Race and Constitutional Law Casebooks: Recognizing the Proslavery Constitution

Juan F. Perea

Just as the Constitution's protections for slavery were debated at the time of its framing and ratification, the relationship between slavery and the Constitution remains a subject of debate. Historians continue to debate the centrality of slavery to the Constitution. The majority position among historians today appears to be that the Constitution was proslavery, in the sense that slavery and slavery protection played a central role in the formation of the Constitution. Furthermore, these historians argue that several of its provisions protected and promoted slavery. As George Van Cleve, the author of A Slaveholders' Union, concludes, the Constitution "was pro-slavery in its politics, its economics, and its law" (p. 270).

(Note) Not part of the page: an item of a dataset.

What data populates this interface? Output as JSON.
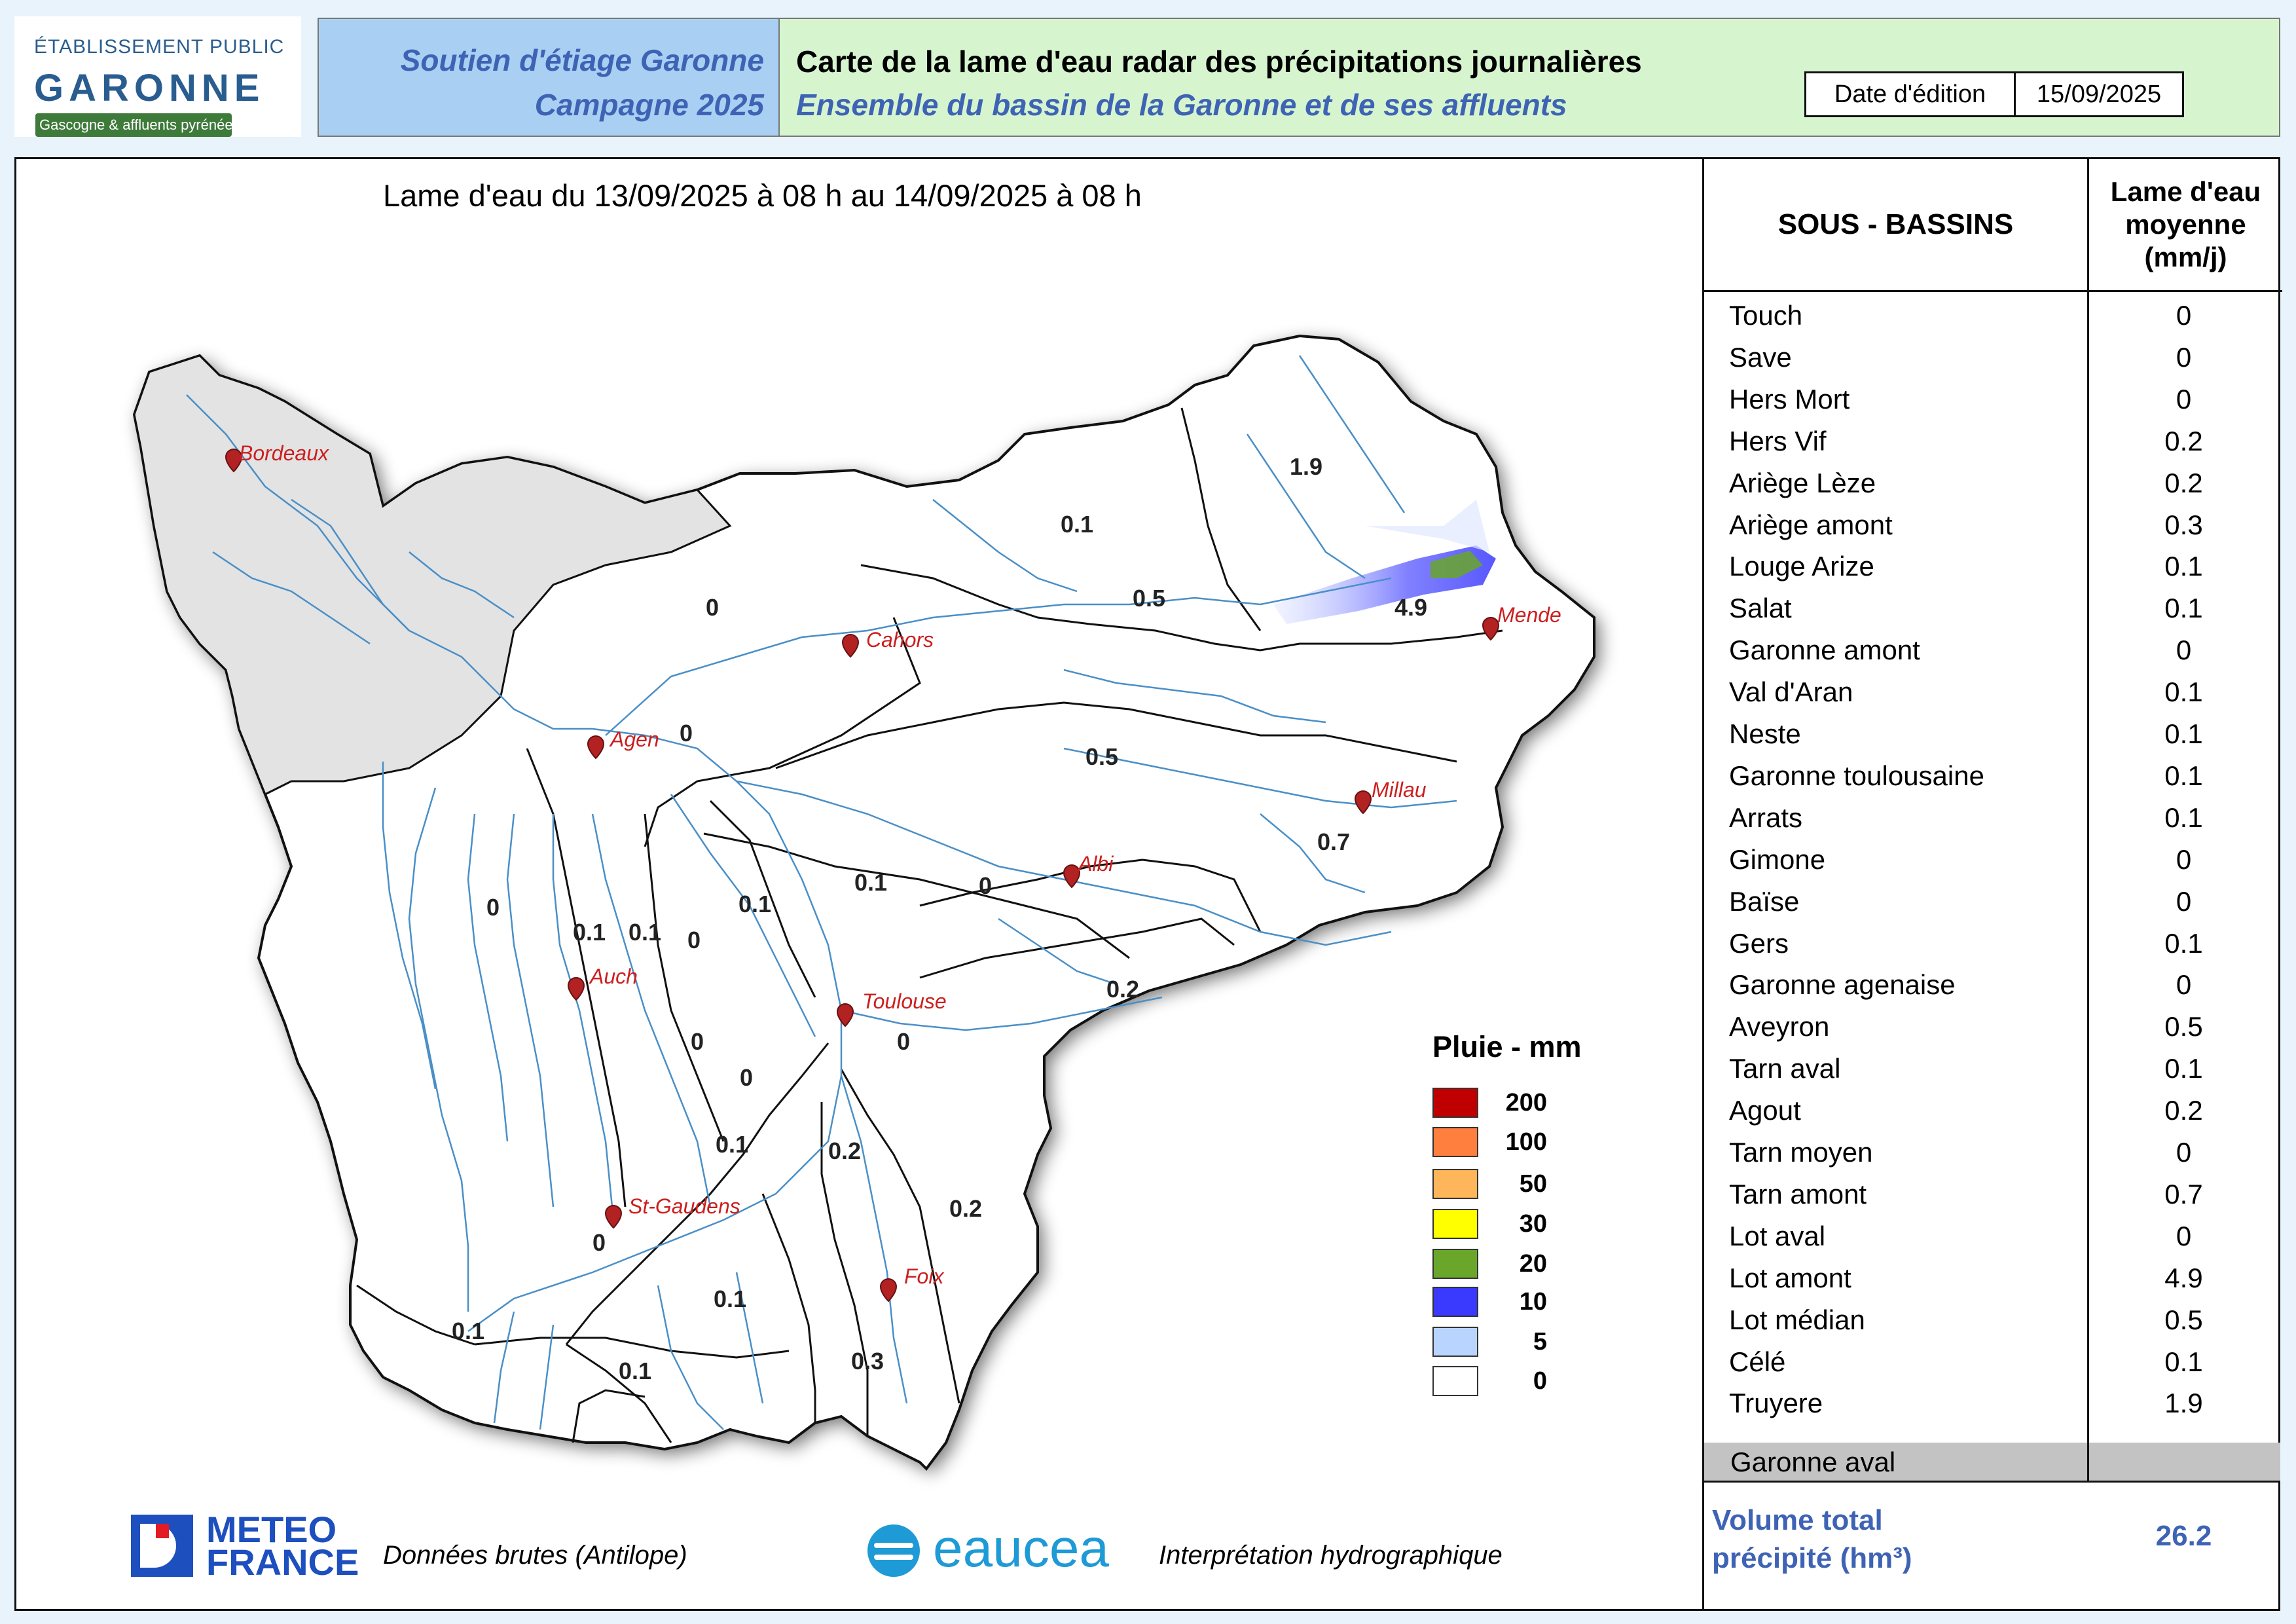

Despite this majority position among historians, the authors of constitutional law casebooks sometimes ignore or, more generally, minimize the proslavery interpretation of the Constitution. Certain casebook authors, while acknowledging the importance of slavery before and after the Constitution's ratification, adopt a more benign interpretation of the Constitution itself as "neutral" on slavery. Accordingly, a significant divergence exists between the proslavery interpretation held by many historians and the interpretation promulgated by many constitutional law casebook authors. As this Review explores, the failure of many constitutional law casebooks to engage prominently with the proslavery interpretation of the Constitution has important consequences for our understanding of the relationship between slavery and the Constitution and our understanding of how these origins of the Constitution may make a difference today.